Purification and characterization of a nicotinamide adenine dinucleotide-dependent secondary alcohol dehydrogenase from Candida boidinii.

From the yeast Candida boidinii grown on glucose a new secondary alcohol dehydrogenase was purified 426-fold by heat treatment, column chromatography on DEAE-Sephacel, affinity chromatography on Blue Sepharose Cl-6b, and gel filtration on Sephacryl S-300. The purified enzyme was homogeneous as judged by analytical polyacrylamide gel electrophoresis. The molecular weight was found to be 150000 by sedimentation equilibrium as well as by gel filtration. The enzyme appears to be composed of four identical subunits (Mr=38000) as determined by SDS-gel electrophoresis. The enzyme catalyzes the oxidation of isopropanol to acetone in the presence of NAD+ as an electron acceptor.
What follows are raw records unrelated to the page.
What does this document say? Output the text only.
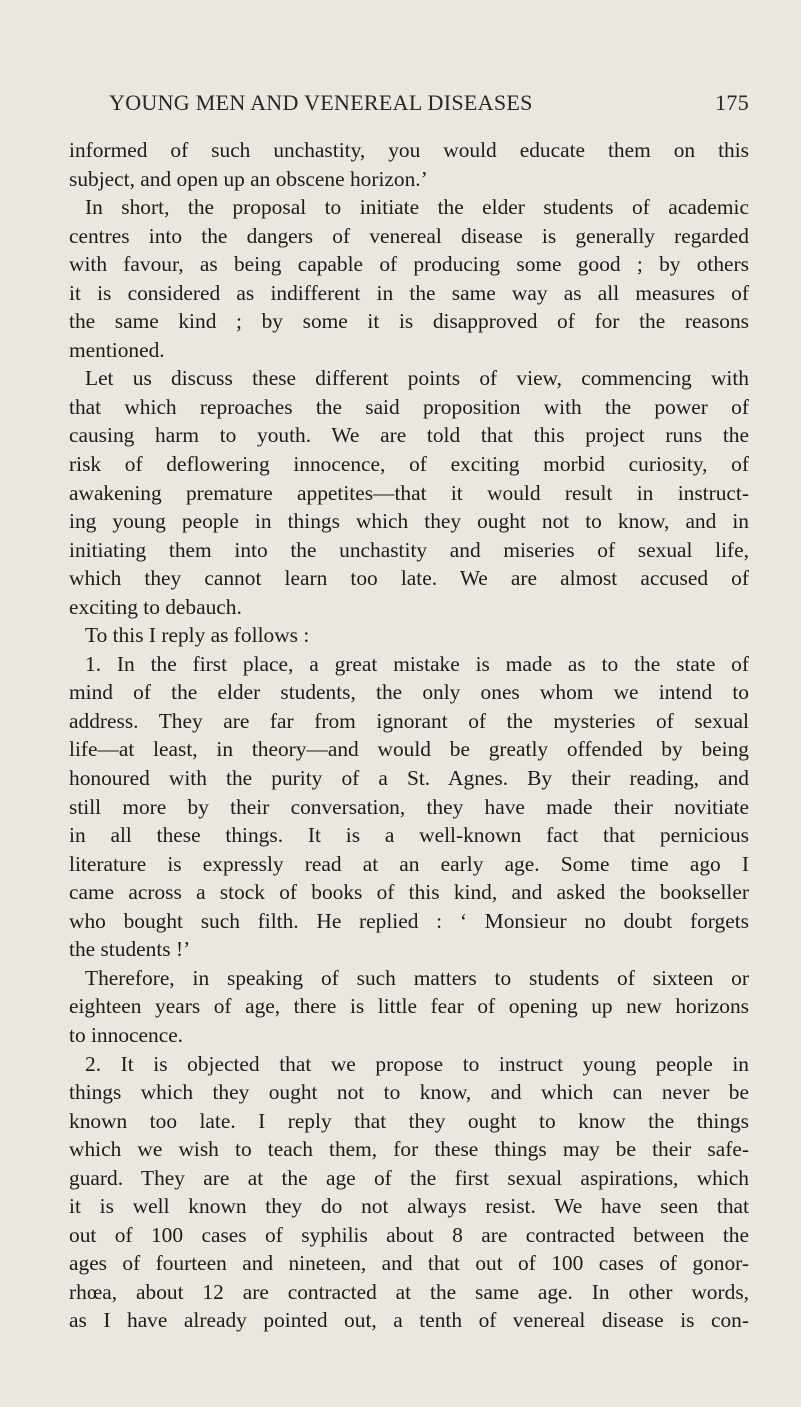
YOUNG MEN AND VENEREAL DISEASES	175
informed of such unchastity, you would educate them on this
subject, and open up an obscene horizon.’
In short, the proposal to initiate the elder students of academic
centres into the dangers of venereal disease is generally regarded
with favour, as being capable of producing some good ; by others
it is considered as indifferent in the same way as all measures of
the same kind ; by some it is disapproved of for the reasons
mentioned.
Let us discuss these different points of view, commencing with
that which reproaches the said proposition with the power of
causing harm to youth. We are told that this project runs the
risk of deflowering innocence, of exciting morbid curiosity, of
awakening premature appetites—that it would result in instruct-
ing young people in things which they ought not to know, and in
initiating them into the unchastity and miseries of sexual life,
which they cannot learn too late. We are almost accused of
exciting to debauch.
To this I reply as follows :
1. In the first place, a great mistake is made as to the state of
mind of the elder students, the only ones whom we intend to
address. They are far from ignorant of the mysteries of sexual
life—at least, in theory—and would be greatly offended by being
honoured with the purity of a St. Agnes. By their reading, and
still more by their conversation, they have made their novitiate
in all these things. It is a well-known fact that pernicious
literature is expressly read at an early age. Some time ago I
came across a stock of books of this kind, and asked the bookseller
who bought such filth. He replied : ‘ Monsieur no doubt forgets
the students !’
Therefore, in speaking of such matters to students of sixteen or
eighteen years of age, there is little fear of opening up new horizons
to innocence.
2. It is objected that we propose to instruct young people in
things which they ought not to know, and which can never be
known too late. I reply that they ought to know the things
which we wish to teach them, for these things may be their safe-
guard. They are at the age of the first sexual aspirations, which
it is well known they do not always resist. We have seen that
out of 100 cases of syphilis about 8 are contracted between the
ages of fourteen and nineteen, and that out of 100 cases of gonor-
rhœa, about 12 are contracted at the same age. In other words,
as I have already pointed out, a tenth of venereal disease is con-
The Km values were found to be 0.099 mM for isopropanol and 0.14 mM for NAD+. Besides isopropanol also other secondary alcohols like butan-2-ol, pentan-2-ol, pentan-3-ol, hexan-2-ol, cyclobutanol, cyclopentanol, and cyclohexanol served as a substrate and were oxidized to the corresponding ketones. Isopropanol seems to be the best substrate for this enzyme which we therefore call isopropanol dehydrogenase. Primary alcohols are not oxidized by the enzyme. The optimum pH for enzymatic activity in the oxidation reaction was found to be 9.0, the optimal temperature is 45 degrees C. The isoelectric point of the isopropanol dehydrogenase was found to be pH 4.9. The enzyme is inactivated by mercaptide-forming reagents and chelating agents, 2-mercaptoethanol is an inhibitor. Zinc ions appear necessary for enzyme production.